Der Posaunist Ryan Porter durfte beim Konzert eines seiner Stücke spielen, bei dem Washington als Sideman fungiert. Bassist Miles Mosley, von der SZ aufgrund seiner Expressivität mit Jimi Hendrix verglichen, zupfte sein Instrument, schlug es an oder bearbeitete es mit dem Cello-Bogen. Nicht wahrnehmbar für mich, aber für den Journal Frankfurt-Redakteur Detlef Kinsler, zitierte Keyboarder Rusian Sirota mal eben den halben Kanon der Klassik in einem seiner Soli. Vom Chor der Platte hatte es nur Sängerin Patrice Quinn nach Mainz geschafft: Ihre stimmliche Klangfarbe sowie ihr, anfangs auf mich etwas verspult wirkender Ausdruckstanz ließen jedoch kein größeres Arrangement vermissen.

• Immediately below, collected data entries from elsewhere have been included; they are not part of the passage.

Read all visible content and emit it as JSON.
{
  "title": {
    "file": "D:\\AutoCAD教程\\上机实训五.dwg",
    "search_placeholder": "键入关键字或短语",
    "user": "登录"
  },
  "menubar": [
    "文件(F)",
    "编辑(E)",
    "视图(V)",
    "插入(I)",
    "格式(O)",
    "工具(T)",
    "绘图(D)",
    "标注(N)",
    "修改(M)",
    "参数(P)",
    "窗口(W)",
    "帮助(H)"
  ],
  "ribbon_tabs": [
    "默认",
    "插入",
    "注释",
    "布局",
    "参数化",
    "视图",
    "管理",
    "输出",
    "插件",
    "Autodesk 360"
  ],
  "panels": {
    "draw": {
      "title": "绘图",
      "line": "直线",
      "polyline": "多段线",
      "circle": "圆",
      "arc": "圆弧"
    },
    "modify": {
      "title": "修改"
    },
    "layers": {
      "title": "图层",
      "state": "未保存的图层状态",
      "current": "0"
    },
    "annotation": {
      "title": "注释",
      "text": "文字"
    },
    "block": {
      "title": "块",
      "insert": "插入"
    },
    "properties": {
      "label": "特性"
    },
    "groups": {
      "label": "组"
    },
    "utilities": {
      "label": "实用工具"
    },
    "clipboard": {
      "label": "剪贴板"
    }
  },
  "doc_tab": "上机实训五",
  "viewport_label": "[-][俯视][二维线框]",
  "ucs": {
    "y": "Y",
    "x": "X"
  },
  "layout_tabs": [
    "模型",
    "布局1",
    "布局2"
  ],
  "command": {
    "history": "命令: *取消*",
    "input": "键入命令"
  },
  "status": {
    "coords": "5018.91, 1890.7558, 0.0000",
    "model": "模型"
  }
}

Und ab Stück Nummer Zwei betrat auch noch Kamasis Vater Rickey Washington die Bühne, um Querflöte und Sopransaxophon-Klänge zu addieren. Der Mann, der einst mit Diana Ross spielte, ließ laut ME seine Karriere schleifen „um seinem Sohn ein besserer Vater sein zu können, als er selbst einen hatte.“
Die Schmerzen vom langen Stehen waren passé, im Gegenteil: Neben verzücktem Lauschen war das Gebotene, welches in der Zeitung Eclipsed auch Jazzmuffel überzeugte, auch noch extrem tanzbar. Besonders beeindruckte mich „Truth“ von der EP „Harmony of Difference“. Ein Werk, das mehrmals auf unterschiedliche Art beginnt und am Ende alle diversen musikalischen Wege in einem großen Finale vereinigt – welches nicht schräg klingt, sondern fulminant beweist, wie erlesen sich diese Wege ergänzen können. Muss höllisch anstrengend zu spielen sein – klanglich war das aber eine Extase, wie man sie selten zu Gehör bekommt. Mit der Bruce Lee-Hommage „Fists of Fury“ (deutscher Titel: „Todesgrüße aus Shanghai“) endeten knapp zwei Stunden faszinierender Live-Musik, bevor Washington den geneigten Plattenkäufern noch anbot, seine Alben in Kürze zu signieren. Die Blitze zuckten bereits im Westen, doch das Gewitter blieb aus. Hatte wohl seinen Meister gefunden, hier in der Zitadelle zu Mainz.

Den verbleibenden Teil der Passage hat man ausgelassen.